Hi All,
I'm going to try to make my question as simple as possible: I'm trying to use the service guardian to automatically detect an abandoned thread and kill the originating process. So basically I set up a test that ends up with an abandoned thread and configured service Guardian... but it didn't work :D
What I first did is setting the guardian's timeout to be very short (6 seconds). When I do that, what I get is:
-----
2010-03-26 10:03:29.389/0.859 Oracle Coherence GE 3.5.3/465 <Info> (thread=main, member=n/a): Loaded cache configuration from "file:/C:/workspaces/POC/InvocableTest/bin/coherence-cache-config.xml"
2010-03-26 10:03:29.952/1.422 Oracle Coherence GE 3.5.3/465 <D5> (thread=Cluster, member=n/a): Service Cluster joined the cluster with senior service member n/a
2010-03-26 10:03:35.295/6.765 Oracle Coherence GE 3.5.3/465 <Error> (thread=Cluster, member=n/a): Attempting recovery (due to soft timeout) of Guard{Daemon=TcpRingListener}
2010-03-26 10:03:35.904/7.374 Oracle Coherence GE 3.5.3/465 <Error> (thread=Cluster, member=n/a): Terminating guarded execution (due to hard timeout) of Guard{Daemon=TcpRingListener}
Coherence <Error>: Halting JVM due to unrecoverable service failure
2010-03-26 10:03:36.904/8.374 Oracle Coherence GE 3.5.3/465 <Error> (thread=Termination Thread, member=n/a): Full Thread Dump
Thread
Cluster
java.lang.Object.wait(Native Method)
com.tangosol.coherence.component.util.Daemon.onWait(Daemon.CDB:18)
com.tangosol.coherence.component.util.daemon.queueProcessor.service.Grid.onWait(Grid.CDB:6)
com.tangosol.coherence.component.util.Daemon.run(Daemon.CDB:39)
java.lang.Thread.run(Unknown Source)
.
.
.
-----
So that's before the thread gets abandoned... it seems that it detects a deadlock when starting coherence.
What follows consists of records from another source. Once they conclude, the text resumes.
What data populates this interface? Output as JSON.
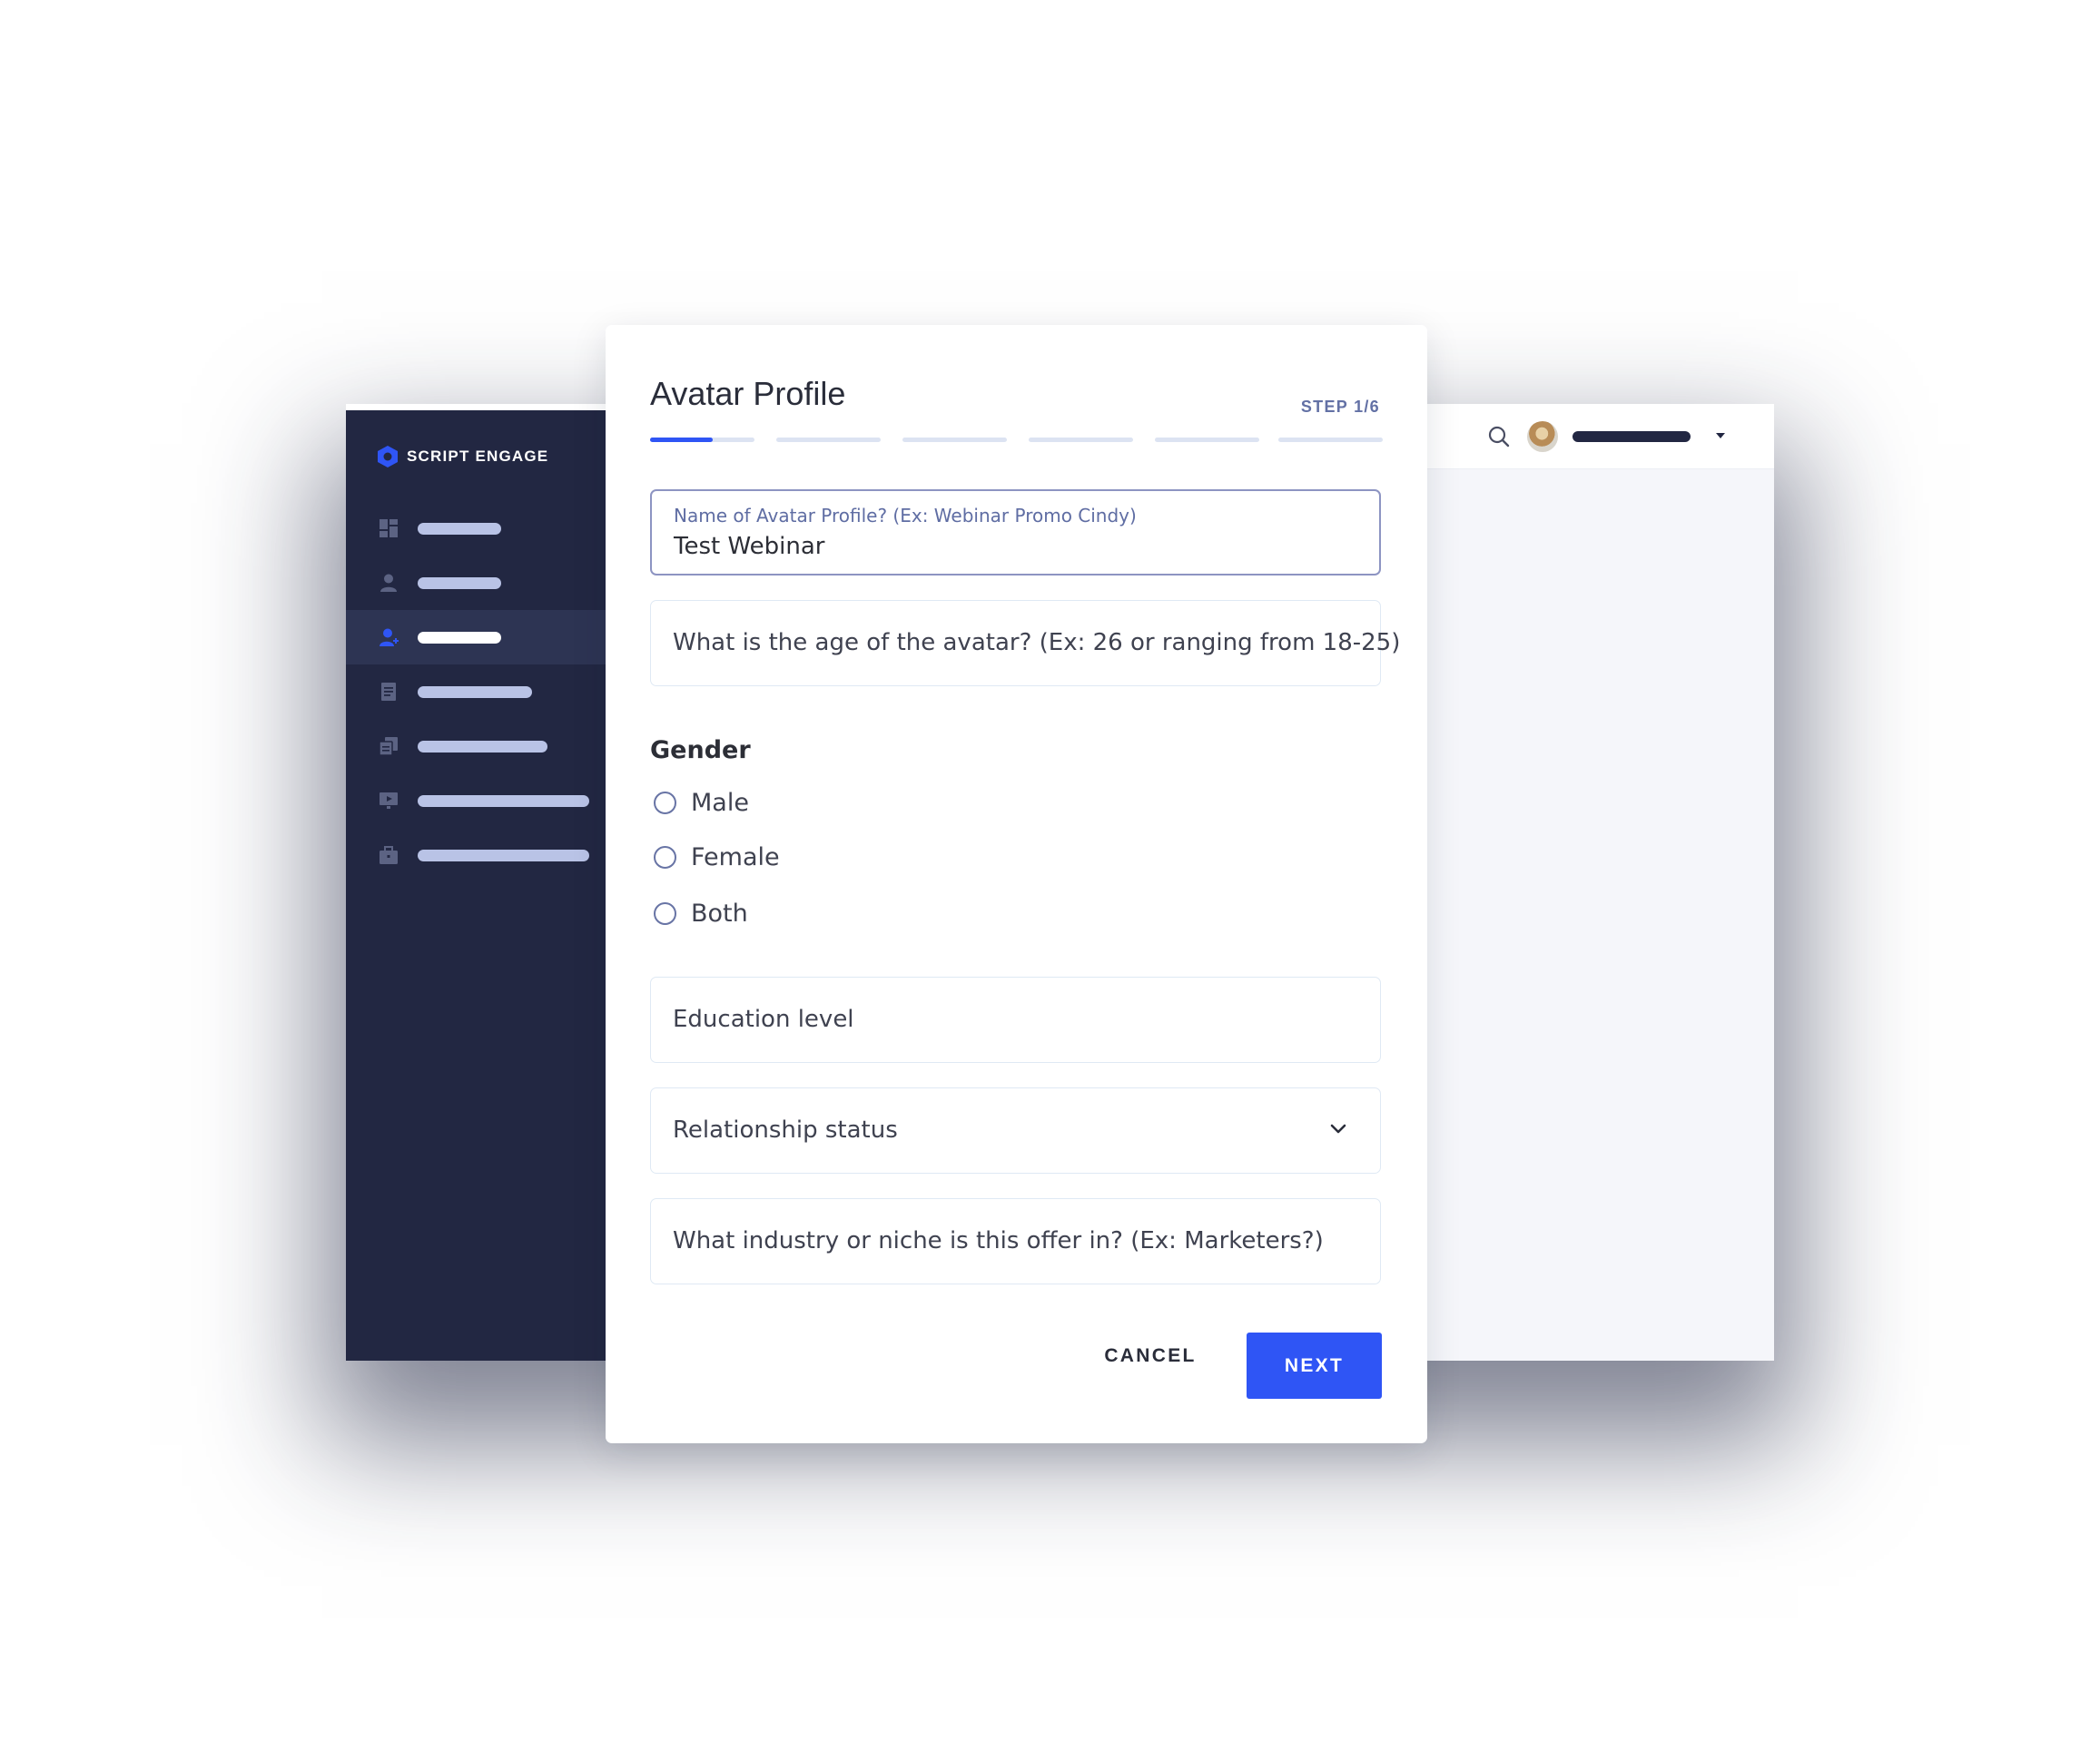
{
  "app": {
    "brand": "SCRIPT ENGAGE",
    "accent_color": "#2f55f5",
    "sidebar_color": "#222742",
    "nav_items": [
      {
        "icon": "dashboard-icon",
        "active": false
      },
      {
        "icon": "user-icon",
        "active": false
      },
      {
        "icon": "add-user-icon",
        "active": true
      },
      {
        "icon": "document-icon",
        "active": false
      },
      {
        "icon": "copy-icon",
        "active": false
      },
      {
        "icon": "presentation-icon",
        "active": false
      },
      {
        "icon": "briefcase-icon",
        "active": false
      }
    ],
    "topbar": {
      "icons": [
        "search-icon",
        "avatar",
        "caret-down-icon"
      ]
    }
  },
  "modal": {
    "title": "Avatar Profile",
    "step": "STEP 1/6",
    "progress": {
      "current_step": 1,
      "total_steps": 6,
      "current_segment_fill": 0.6
    },
    "fields": {
      "avatar_name": {
        "label": "Name of Avatar Profile? (Ex: Webinar Promo Cindy)",
        "value": "Test Webinar"
      },
      "age": {
        "placeholder": "What is the age of the avatar? (Ex: 26 or ranging from 18-25)"
      },
      "education": {
        "placeholder": "Education level"
      },
      "relationship": {
        "placeholder": "Relationship status",
        "icon": "chevron-down-icon"
      },
      "industry": {
        "placeholder": "What industry or niche is this offer in? (Ex: Marketers?)"
      }
    },
    "gender": {
      "heading": "Gender",
      "options": [
        "Male",
        "Female",
        "Both"
      ],
      "selected": null
    },
    "buttons": {
      "cancel": "CANCEL",
      "next": "NEXT"
    }
  }
}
But that's ok, I know the service guardian is working. The problem comes when I set the timeout to something more realistic: 35 seconds for instance. I run my test, the thread gets to an abandoned state and the service guardian does not see it :(
Any Ideas?
h4. My override config is:
-----
<coherence>
<cluster-config>
<service-guardian>
<timeout-milliseconds system-property="tangosol.coherence.guard.timeout">6000</timeout-milliseconds>
<service-failure-policy>exit-process</service-failure-policy>
</service-guardian>
</cluster-config>
<logging-config>
<severity-level system-property="tangosol.coherence.log.level">5</severity-level>
<character-limit system-property="tangosol.coherence.log.limit">0</character-limit>
</logging-config>
</coherence>
-----
Thanks!
Fernando
Edited by: ZeoS on Mar 26, 2010 7:13 AM